UPDATE June 2015: Forget this post, just head for the Beats component for ElasticSearch. Beats is based on PacketBeat (the same people). That said, I haven't used it yet.

If you're trying to get analytics on DNS traffic on a busy or potentially overloaded DNS server, then you really don't want to enable query logging. You'd be better off getting data from a traffic capture. If you're capturing this on the DNS server, ensure the capture file doesn't flood the disk or degrade performance overmuch (here I'm capturing it on a separate partition, and running it at a reduced priority).

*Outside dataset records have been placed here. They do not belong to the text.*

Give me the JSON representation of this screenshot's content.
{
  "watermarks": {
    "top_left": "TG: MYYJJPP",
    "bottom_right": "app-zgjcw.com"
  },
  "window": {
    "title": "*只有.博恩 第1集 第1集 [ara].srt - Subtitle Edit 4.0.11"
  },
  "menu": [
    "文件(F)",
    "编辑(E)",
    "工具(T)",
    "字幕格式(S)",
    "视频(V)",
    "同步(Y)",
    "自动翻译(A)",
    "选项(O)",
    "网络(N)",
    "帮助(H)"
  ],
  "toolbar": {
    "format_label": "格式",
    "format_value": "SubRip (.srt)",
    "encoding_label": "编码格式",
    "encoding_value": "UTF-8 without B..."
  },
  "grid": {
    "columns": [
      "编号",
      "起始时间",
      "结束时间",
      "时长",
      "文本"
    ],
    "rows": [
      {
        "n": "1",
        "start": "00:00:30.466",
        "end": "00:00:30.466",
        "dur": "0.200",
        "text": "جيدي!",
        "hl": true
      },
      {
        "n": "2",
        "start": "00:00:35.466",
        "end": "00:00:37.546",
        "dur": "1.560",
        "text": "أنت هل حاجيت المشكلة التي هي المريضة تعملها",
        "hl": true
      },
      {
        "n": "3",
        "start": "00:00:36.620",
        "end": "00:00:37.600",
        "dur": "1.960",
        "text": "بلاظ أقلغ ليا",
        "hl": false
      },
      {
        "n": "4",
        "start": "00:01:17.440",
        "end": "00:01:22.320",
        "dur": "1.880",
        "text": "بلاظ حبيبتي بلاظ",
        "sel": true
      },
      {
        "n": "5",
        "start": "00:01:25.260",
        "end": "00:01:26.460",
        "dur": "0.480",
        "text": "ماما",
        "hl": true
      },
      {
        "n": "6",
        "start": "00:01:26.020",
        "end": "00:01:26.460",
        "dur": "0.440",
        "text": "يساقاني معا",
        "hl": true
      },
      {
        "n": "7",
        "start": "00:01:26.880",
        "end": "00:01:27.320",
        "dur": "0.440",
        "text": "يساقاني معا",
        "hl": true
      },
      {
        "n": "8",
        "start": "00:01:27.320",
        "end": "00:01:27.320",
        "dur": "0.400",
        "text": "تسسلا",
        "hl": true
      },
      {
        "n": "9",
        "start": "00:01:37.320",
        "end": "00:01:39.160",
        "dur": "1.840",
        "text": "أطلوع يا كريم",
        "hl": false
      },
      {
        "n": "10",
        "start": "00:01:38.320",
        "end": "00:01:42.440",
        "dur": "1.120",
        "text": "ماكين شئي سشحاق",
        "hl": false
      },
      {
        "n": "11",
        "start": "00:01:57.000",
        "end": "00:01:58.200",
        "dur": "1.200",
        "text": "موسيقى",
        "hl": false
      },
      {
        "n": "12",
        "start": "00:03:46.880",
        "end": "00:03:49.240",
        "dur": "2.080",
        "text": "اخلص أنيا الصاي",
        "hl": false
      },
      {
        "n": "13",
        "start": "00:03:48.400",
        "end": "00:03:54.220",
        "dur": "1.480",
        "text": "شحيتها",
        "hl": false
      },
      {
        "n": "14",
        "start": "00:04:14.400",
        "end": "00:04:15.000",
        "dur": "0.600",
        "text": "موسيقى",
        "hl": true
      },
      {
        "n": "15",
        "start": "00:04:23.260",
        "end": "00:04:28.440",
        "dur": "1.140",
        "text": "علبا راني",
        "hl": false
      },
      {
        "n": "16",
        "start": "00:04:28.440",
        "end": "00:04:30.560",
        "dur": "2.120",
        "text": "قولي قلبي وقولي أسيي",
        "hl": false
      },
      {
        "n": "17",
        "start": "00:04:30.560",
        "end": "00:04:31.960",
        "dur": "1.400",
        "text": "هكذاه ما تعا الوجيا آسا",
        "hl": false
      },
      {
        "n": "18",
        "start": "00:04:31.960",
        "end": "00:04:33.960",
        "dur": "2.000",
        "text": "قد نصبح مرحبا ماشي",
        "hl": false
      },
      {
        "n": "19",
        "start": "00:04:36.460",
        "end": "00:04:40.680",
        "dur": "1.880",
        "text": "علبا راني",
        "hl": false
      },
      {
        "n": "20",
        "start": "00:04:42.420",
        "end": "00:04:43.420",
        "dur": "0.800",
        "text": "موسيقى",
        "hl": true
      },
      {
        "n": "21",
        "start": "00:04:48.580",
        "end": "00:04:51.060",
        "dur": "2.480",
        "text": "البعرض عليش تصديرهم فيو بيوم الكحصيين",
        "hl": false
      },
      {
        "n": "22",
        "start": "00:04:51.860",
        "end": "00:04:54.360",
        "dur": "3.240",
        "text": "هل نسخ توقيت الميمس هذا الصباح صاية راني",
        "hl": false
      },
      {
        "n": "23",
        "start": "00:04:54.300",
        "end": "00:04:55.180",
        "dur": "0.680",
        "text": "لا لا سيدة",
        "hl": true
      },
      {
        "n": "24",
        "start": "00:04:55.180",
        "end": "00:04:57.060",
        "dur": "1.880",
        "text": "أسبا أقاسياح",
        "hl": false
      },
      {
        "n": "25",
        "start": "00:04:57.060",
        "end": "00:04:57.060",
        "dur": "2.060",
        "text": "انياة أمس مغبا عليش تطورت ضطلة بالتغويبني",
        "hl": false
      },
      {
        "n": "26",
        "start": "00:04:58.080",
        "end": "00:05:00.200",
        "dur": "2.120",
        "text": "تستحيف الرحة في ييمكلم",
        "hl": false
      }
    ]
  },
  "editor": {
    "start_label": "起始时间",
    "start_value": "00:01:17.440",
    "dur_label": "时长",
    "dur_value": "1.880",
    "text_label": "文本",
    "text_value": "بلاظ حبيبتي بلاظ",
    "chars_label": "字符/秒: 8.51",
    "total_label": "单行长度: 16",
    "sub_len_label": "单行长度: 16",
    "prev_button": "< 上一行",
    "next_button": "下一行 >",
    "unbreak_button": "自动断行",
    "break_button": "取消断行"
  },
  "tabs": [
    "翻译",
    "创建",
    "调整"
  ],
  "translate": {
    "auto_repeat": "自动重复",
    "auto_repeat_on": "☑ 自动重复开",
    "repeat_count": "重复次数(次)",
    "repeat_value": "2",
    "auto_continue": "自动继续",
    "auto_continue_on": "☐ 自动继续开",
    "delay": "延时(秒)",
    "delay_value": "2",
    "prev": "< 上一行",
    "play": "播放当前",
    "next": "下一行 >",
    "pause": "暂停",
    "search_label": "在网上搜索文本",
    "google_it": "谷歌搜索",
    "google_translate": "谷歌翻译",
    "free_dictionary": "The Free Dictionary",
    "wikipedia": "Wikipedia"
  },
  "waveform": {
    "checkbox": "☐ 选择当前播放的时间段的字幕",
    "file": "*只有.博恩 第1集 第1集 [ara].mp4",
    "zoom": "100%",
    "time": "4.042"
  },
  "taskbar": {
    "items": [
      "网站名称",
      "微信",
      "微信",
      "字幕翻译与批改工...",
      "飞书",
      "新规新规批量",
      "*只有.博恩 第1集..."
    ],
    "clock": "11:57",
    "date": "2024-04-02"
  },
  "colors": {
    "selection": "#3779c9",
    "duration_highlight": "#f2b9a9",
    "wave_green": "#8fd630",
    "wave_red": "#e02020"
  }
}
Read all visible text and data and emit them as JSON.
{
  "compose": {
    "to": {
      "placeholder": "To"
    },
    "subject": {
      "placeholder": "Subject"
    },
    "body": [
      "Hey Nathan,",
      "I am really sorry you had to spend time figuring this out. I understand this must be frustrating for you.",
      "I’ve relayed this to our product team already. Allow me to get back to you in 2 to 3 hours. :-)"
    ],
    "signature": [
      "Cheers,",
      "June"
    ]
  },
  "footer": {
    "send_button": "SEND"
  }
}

# nice tcpdump -p -nn -i eth0 -s0 -w /spare/dns.pcap port domain

Great, so now you've got a lot of packets (set's say at least a million, which is a reasonably short capture). Despite being short, that is still a massive pain to work with in Wireshark, and Wireshark is not the best tool for faceting the message stream so you can can look for patterns (eg. to find relationships between requests and failures). An ELK stack is pretty great for that, so that's my (rather well fitted) hammer.

But an ELK stack (or rather, Logstash -- the 'L' in ELK) doesn't readily injest traffic captures... and if it did, I wouldn't want every conceivable field in a traffic capture going into Elasticsearch --- it's good, but come on, be reasonable.

Wireshark (or its command-line partner, tshark) can read the packet capture, and emit it as various formats, including XML (but not yet JSON, at least not in my installed version). Actually, for XML, it has two vocabularies it can use; one for summary data (PSML -- Packet Summary Markup Language), and one containing all the packet details (PDML -- Packet Details Markup Language). Converting PCAP to PDML is a true explosion of data (about 1000 times, IIRC), so best to avoid writing it to disk if you can, and instead factor into some processing pipeline. With Wireshark/tshark, I know what I'm getting, and get some added value (eg. calculated response time).

Another option is Python's scapy library, which is a packet dissector -- I've not used it, and I don't know how useful it would be for DNS traffic, so I won't comment on it here.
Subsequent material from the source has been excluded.